À 11 ans, Pierre Mertens écrit déjà de petites pièces pour les fêtes scolaires. Avec le problème algérien, il s'éveille à la «conscience politique». Tandis qu'il étudie à l'Athénée d'Etterbeek, il entreprend une autobiographie en plusieurs tomes. Il se forme à l'Université libre de Bruxelles pour y étudier le droit.
Reconnu et engagé, Mertens amoureux des littératures, notamment allemande et française, a réfléchi sur la fonction sociale de l'écrivain. Pour lui, vie privée, fiction et Histoire paraissent indissociables. C'est ainsi qu'il accorde une place centrale à la mémoire : le romancier trouve la matière de son œuvre dans un passé personnel et historique. Lui-même est particulièrement marqué par les activités de ses parents (un père journaliste et mélomane, une mère biologiste et pianiste), par l'occupation allemande, l'exécution des Rosenberg ou encore la tragédie des mineurs de Marcinelle en 1956. Plus tard, l'observateur du droit international dénoncera le génocide au Biafra, la torture en Irlande et les prisons de Pinochet.
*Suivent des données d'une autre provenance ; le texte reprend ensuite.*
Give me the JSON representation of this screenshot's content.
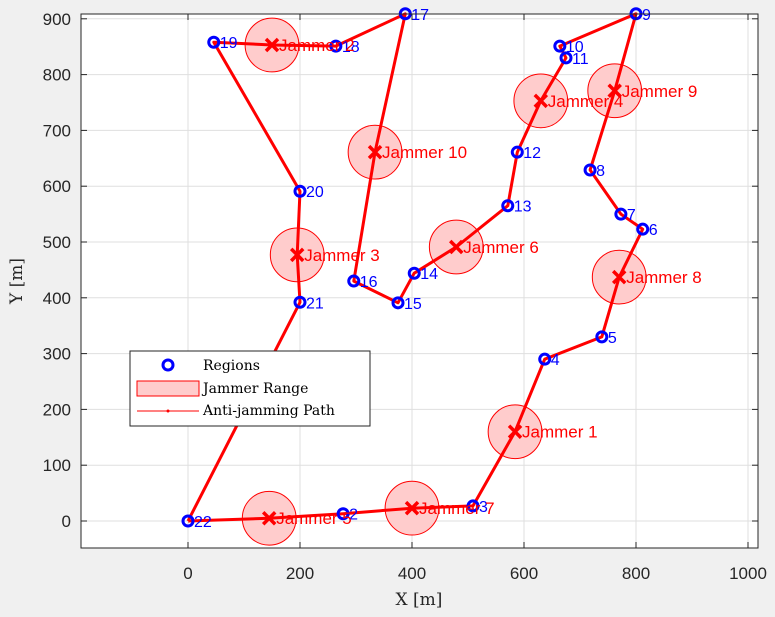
{
  "chart_data": {
    "type": "scatter",
    "title": "",
    "xlabel": "X [m]",
    "ylabel": "Y [m]",
    "xlim": [
      -190,
      1020
    ],
    "ylim": [
      -48,
      912
    ],
    "grid": true,
    "x_ticks": [
      0,
      200,
      400,
      600,
      800,
      1000
    ],
    "y_ticks": [
      0,
      100,
      200,
      300,
      400,
      500,
      600,
      700,
      800,
      900
    ],
    "legend": {
      "position": "lower-left-inside",
      "entries": [
        "Regions",
        "Jammer Range",
        "Anti-jamming Path"
      ]
    },
    "colors": {
      "regions": "#0000ff",
      "jammer_fill": "#ffcccc",
      "jammer_edge": "#ff0000",
      "path": "#ff0000"
    },
    "jammer_radius": 48,
    "regions": [
      {
        "id": "2",
        "x": 277,
        "y": 13
      },
      {
        "id": "3",
        "x": 509,
        "y": 27
      },
      {
        "id": "4",
        "x": 637,
        "y": 290
      },
      {
        "id": "5",
        "x": 739,
        "y": 330
      },
      {
        "id": "6",
        "x": 812,
        "y": 523
      },
      {
        "id": "7",
        "x": 773,
        "y": 550
      },
      {
        "id": "8",
        "x": 718,
        "y": 629
      },
      {
        "id": "9",
        "x": 800,
        "y": 909
      },
      {
        "id": "10",
        "x": 664,
        "y": 851
      },
      {
        "id": "11",
        "x": 675,
        "y": 830
      },
      {
        "id": "12",
        "x": 588,
        "y": 661
      },
      {
        "id": "13",
        "x": 571,
        "y": 565
      },
      {
        "id": "14",
        "x": 404,
        "y": 444
      },
      {
        "id": "15",
        "x": 375,
        "y": 391
      },
      {
        "id": "16",
        "x": 296,
        "y": 430
      },
      {
        "id": "17",
        "x": 388,
        "y": 909
      },
      {
        "id": "18",
        "x": 264,
        "y": 851
      },
      {
        "id": "19",
        "x": 46,
        "y": 858
      },
      {
        "id": "20",
        "x": 200,
        "y": 591
      },
      {
        "id": "21",
        "x": 200,
        "y": 392
      },
      {
        "id": "22",
        "x": 0,
        "y": 0
      }
    ],
    "jammers": [
      {
        "label": "Jammer 1",
        "x": 584,
        "y": 160
      },
      {
        "label": "Jammer 2",
        "x": 150,
        "y": 853
      },
      {
        "label": "Jammer 3",
        "x": 195,
        "y": 477
      },
      {
        "label": "Jammer 4",
        "x": 630,
        "y": 753
      },
      {
        "label": "Jammer 5",
        "x": 145,
        "y": 5
      },
      {
        "label": "Jammer 6",
        "x": 479,
        "y": 491
      },
      {
        "label": "Jammer 7",
        "x": 400,
        "y": 23
      },
      {
        "label": "Jammer 8",
        "x": 770,
        "y": 437
      },
      {
        "label": "Jammer 9",
        "x": 762,
        "y": 771
      },
      {
        "label": "Jammer 10",
        "x": 334,
        "y": 661
      }
    ],
    "path_order": [
      "22",
      "J5",
      "2",
      "J7",
      "3",
      "J1",
      "4",
      "5",
      "J8",
      "6",
      "7",
      "8",
      "J9",
      "9",
      "10",
      "11",
      "J4",
      "12",
      "13",
      "J6",
      "14",
      "15",
      "16",
      "J10",
      "17",
      "18",
      "J2",
      "19",
      "20",
      "J3",
      "21",
      "22"
    ]
  }
}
Dans ses romans, on retrouve, d'une part, l'influence de la musique par les leitmotivs qui les traversent (la figure du tigre, par exemple). Il est aussi l'auteur d'un livret d'opéra, La Passion de Gilles (1982). D'autre part, ses voyages et sa formation universitaire lui permettent une ouverture à un univers plus large que son pays. Dans Les Bons offices (1974) et Terre d'asile (1978), par exemple, l'histoire belge est présentée sous le regard d'un étranger et prend un sens nouveau. Mertens voit d'ailleurs dans son pays une synthèse fascinante des problèmes européens.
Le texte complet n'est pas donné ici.